January 15, 2009

Development forcibly Arrested


I recently watched the last episode of Arrested Development. This followed, over a series of months, watching all of the preceding episodes of Arrested Development. Allah praise Netflix, DVDs, the Internet—a television show I watched not once while it was on the air, yet I've now seen the complete oeuvre.

I don't want to get too deep into Arrested Development here, because while I absolutely loved the show, the volume of fandom commentary on the subject online puts my tepid thoughts ("It was really funny," basically) to shame. One thing, though: It made me jealous. Jealous that I never thought of being that clever, that funny. Jealous I didn't become a professional actor, because I would've had a lot of fun playing Gob, I think. Or Buster, really. Or Michael, perhaps. And if I were 15 years younger, George Michael. Or 20 years older, George. (Not Tobias, though, but some haters might disagree.) Jealousy is bad, and I am not bad. Besides, I have it on excellent authority that Jessica Walter has always dreamt of being a bar game-show host, so there you go.

Arrested Development now joins the small fraternity of television series of which I've seen every episode. The advent of DVD makes this far more common than it used to be, of course, so the list is growing. But here it is, to the best of my memory, in no real order…

Arrested Development
Gilligan's Island—As a lameo 13-year-old, I watched this boneheaded garbage in reruns nearly every day after school, and I'm fairly certain not a single episode escaped me. Pathetic.
Batman—Same as above, except I'm proud of this one.
Extras—Great show, but sort of a one-trick pony, carried on the charm of Gervais. Mercifully brief.
Action—Not as good, but also thankfully short-lived.
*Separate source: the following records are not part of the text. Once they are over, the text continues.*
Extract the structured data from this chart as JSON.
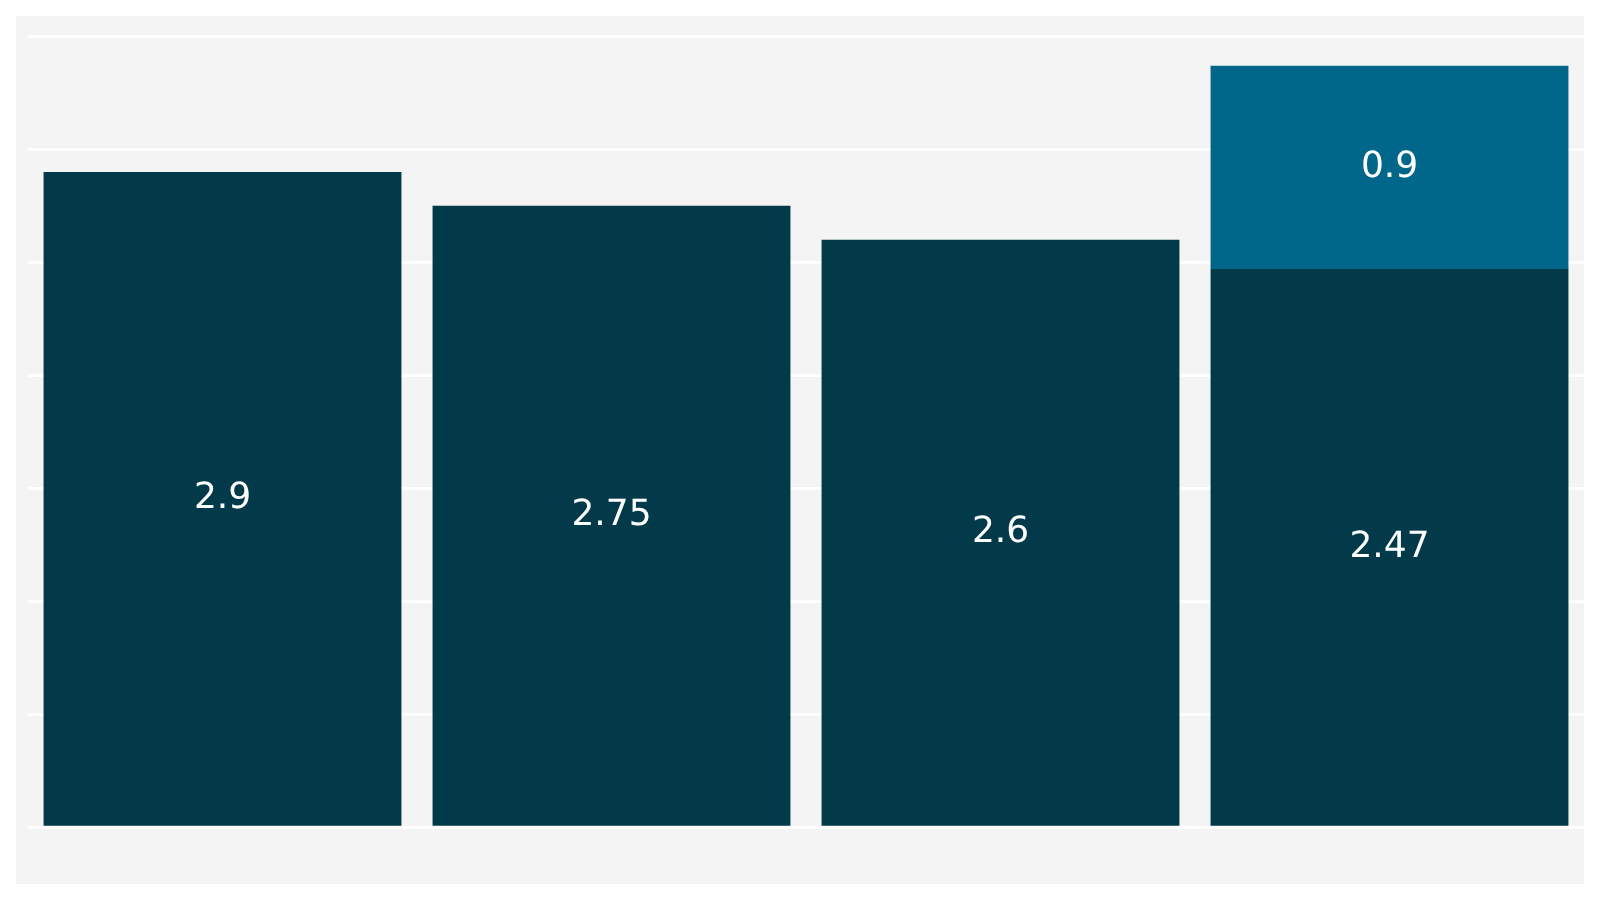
{
  "chart_data": {
    "type": "bar",
    "stacked": true,
    "categories": [
      null,
      null,
      null,
      null
    ],
    "series": [
      {
        "color": "#023a4a",
        "values": [
          2.9,
          2.75,
          2.6,
          2.47
        ],
        "value_labels": [
          "2.9",
          "2.75",
          "2.6",
          "2.47"
        ]
      },
      {
        "color": "#00678a",
        "values": [
          null,
          null,
          null,
          0.9
        ],
        "value_labels": [
          null,
          null,
          null,
          "0.9"
        ]
      }
    ],
    "ylim": [
      0,
      3.5
    ],
    "yticks": [
      {
        "value": 0,
        "label": null
      },
      {
        "value": 0.5,
        "label": null
      },
      {
        "value": 1,
        "label": null
      },
      {
        "value": 1.5,
        "label": null
      },
      {
        "value": 2,
        "label": null
      },
      {
        "value": 2.5,
        "label": null
      },
      {
        "value": 3,
        "label": null
      },
      {
        "value": 3.5,
        "label": null
      }
    ],
    "grid": "y",
    "legend": false
  }
}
Pretty easy to absorb the whole thing on a two-disc set.
Freaks and Geeks—Another show that's easily consumable on a single DVD set. The hype is true; this was a remarkably smart and entertaining show. (Sadly, Apatow's career peak.)
Buffy the Vampire Slayer—Don't get me started… Liked it, didn't go crazy over it. Peer pressure carried me through seven seasons (and no, it's not time for Angel).
Entourage—Maybe an asterisk here, since more seasons await. Especially since I just dropped HBO, so I may be Pivenless anon.
Justice League/Justice League Unlimited—Best cartoon show ever, best film/TV adaptation of comic books ever, some of the best Justice League stories ever, best best best. The two-part finale was nearly perfect; I wish I could find a clip online, but the image of a talking gorilla being sucked out of a space-station airlock pretty much changed by life.
The Prisoner—Ah, geez. Hard to watch any of this show without watching all of it (17 episodes, I believe). This was basically one dismal week for my college roommate and me during the cold Minnesota winter of our senior year. I loved it, but damn, is it frustrating.
The Sopranos—One of my favorite lines: "Some of the things I could tell you would make your head curl."
The West Wing—Probably my favorite show ever. As I've often said, I'd literally—literally—give my right arm to live in the Bartlet-verse. A BQT regular and I once got in a heated back-in-forth West Wing trivia e-mail battle. I think it ended with a tie, though I was proud that I stumped her with, "What was the very last official act that Bartlet performed as President?"

I'm almost certainly forgetting something. Also, Seinfeld might belong on this list, I'm not sure. But considering that a rerun is on 85 percent of the time I turn on my TV, and it's been eons since I've seen anything that I couldn't recite line by line, I think the odds are good that I've made a clean sweep.

2 comments:

BlueDuck said...

Don't forget that, in the Justice League finale, Superman punches Darkseid so hard that he smashes through an office building, probably killing everyone within a 3-5 floor radius.

Superman is so awesome.

Matt said...

As has been well and regularly established, Superman is kind of a dick.